Completeness is one of the most frequently mentioned data quality dimensions. The different data quality dimensions (as completeness, timeliness, consistency, conformity, accuracy and uniqueness) sticks together, and not at least completeness is an aim in itself as well as something that helps improving the other data quality dimensions.
“You can’t control what you can’t measure” is a famous saying. That also applies to data quality dimensions. As pondered in the post Hierarchical Completeness, measuring completeness is usually not something you can apply on the data model level, but something you need to drill down in hierarchies and other segmentation of data.
Party Master Data
A common example is a form where you have to fill a name and address. You may have a field called state/province. The problem is that for some countries (like USA, Canada, Australia and India) this field should be mandatory (and conform to a value list), but for most other countries it does not make sense. If you keep the field mandatory for everyone, you will not get data quality but rubbish instead.
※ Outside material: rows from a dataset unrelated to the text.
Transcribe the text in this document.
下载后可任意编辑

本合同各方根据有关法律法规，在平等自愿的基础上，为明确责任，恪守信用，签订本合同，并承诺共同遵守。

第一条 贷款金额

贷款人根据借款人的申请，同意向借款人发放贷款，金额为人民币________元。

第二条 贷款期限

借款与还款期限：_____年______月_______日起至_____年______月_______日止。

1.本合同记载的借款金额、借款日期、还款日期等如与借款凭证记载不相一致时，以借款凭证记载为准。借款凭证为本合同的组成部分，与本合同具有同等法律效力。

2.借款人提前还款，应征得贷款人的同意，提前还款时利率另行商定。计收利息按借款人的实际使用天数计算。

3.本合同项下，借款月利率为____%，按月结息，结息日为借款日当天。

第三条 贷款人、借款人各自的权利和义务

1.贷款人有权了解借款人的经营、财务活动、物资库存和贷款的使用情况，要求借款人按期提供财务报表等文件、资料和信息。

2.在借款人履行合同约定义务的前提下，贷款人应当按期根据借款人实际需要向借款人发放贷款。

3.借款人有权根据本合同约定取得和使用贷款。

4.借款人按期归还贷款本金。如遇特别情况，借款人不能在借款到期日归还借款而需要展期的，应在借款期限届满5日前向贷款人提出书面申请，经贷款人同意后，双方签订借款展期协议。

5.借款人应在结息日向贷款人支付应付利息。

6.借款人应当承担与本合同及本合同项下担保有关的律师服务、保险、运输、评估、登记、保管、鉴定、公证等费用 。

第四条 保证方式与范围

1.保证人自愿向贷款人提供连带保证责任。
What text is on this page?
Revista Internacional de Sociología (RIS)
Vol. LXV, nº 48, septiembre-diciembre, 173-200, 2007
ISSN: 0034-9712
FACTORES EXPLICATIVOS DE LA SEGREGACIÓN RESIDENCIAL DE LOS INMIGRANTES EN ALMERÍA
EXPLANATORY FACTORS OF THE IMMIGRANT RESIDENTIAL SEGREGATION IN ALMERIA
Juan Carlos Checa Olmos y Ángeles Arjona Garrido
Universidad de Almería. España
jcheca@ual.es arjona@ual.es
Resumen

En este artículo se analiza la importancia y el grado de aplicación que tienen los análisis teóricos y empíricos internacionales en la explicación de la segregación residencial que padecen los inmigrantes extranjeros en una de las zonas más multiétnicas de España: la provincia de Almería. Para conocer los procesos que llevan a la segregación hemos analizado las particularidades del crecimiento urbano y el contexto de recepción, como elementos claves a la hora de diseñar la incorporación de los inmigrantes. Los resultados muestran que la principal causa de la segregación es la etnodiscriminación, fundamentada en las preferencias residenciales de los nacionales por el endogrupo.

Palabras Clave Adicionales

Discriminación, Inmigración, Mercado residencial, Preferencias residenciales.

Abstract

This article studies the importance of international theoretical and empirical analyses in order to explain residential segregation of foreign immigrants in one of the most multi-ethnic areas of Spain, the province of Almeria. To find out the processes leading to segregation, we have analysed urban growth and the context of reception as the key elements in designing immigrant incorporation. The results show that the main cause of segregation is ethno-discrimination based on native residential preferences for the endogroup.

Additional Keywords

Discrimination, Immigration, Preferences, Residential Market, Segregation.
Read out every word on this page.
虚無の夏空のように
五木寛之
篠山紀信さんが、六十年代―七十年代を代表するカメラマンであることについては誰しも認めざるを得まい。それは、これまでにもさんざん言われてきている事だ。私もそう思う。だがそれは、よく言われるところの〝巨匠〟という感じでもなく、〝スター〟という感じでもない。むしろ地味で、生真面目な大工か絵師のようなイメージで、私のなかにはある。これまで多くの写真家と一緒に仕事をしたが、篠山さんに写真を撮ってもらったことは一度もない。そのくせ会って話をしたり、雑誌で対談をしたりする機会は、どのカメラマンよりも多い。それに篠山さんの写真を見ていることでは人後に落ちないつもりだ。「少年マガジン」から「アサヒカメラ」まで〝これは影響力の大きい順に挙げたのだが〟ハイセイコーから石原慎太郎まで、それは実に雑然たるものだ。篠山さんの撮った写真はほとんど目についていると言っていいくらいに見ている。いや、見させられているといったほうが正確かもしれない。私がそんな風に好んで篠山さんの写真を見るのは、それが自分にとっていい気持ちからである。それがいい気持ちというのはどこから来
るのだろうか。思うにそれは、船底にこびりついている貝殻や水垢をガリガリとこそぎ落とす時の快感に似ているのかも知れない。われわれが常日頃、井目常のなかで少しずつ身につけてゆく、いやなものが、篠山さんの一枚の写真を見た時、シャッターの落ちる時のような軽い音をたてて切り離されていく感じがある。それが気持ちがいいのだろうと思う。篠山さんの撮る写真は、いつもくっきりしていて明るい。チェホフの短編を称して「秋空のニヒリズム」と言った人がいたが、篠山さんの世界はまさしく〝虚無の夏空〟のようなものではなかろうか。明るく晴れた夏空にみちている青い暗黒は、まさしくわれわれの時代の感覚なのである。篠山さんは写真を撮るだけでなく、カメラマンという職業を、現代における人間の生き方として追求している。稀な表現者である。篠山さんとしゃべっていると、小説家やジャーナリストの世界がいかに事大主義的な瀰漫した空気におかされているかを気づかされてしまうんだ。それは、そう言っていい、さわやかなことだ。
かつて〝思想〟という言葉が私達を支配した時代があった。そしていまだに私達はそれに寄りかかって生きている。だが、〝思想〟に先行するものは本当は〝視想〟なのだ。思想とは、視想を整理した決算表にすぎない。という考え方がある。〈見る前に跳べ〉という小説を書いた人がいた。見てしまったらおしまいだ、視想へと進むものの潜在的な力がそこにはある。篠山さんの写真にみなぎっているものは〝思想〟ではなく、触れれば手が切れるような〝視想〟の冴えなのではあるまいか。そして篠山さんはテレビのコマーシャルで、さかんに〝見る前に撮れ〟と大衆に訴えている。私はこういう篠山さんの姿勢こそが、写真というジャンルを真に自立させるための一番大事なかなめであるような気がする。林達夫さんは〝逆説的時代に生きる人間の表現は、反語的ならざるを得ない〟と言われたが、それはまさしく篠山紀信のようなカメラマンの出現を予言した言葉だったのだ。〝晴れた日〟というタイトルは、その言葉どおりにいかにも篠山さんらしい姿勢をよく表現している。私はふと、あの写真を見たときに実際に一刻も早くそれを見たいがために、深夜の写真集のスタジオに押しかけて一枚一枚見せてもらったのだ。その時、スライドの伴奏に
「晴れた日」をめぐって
Customer and other party master data have plenty of other completeness challenges. In my experience the best approach to control completeness is involving third party reference data wherever possible and as early in the data capture as feasible. There is no reason to type something probably in a wrong and incomplete way, if it is already digitally available in a righter and more complete way.
Product Master Data
With product master data the variations are even more challenging than with party master data. Which product information attributes that is needed for a product varies across different types of products.
There is some help available in some of the product information standards available as told in the post Five Product Classification Standards. A few of these standards actually sets requirements for which attributes (also called features and properties) that are needed for a product of certain classification within that standard. The problem is then that not everyone uses the same standard (to say in the same version) at the same time. But it is a good starting point.
Product data flows between trading partners. In my experience the key to getting more complete product data within the whole supply chain is to improve the flow of product data between trading partners supported by those who delivers solutions and services for Product Information Management (PIM).
Making that happen is the vision and mission for Product Data Lake.
This is a great post (as usual). I sincerely wish there was MORE reference data available. One of the problems with reference data is that ‘clever’ marketing people are continuously working on ways to make the reference data obsolete. A prime example is color where “sea foam” and “sinus blue” pass for the description. Fortunately, there are many, many areas where the reference data is relevant and available.
Thanks a lot for your colourful add in Gino 🙂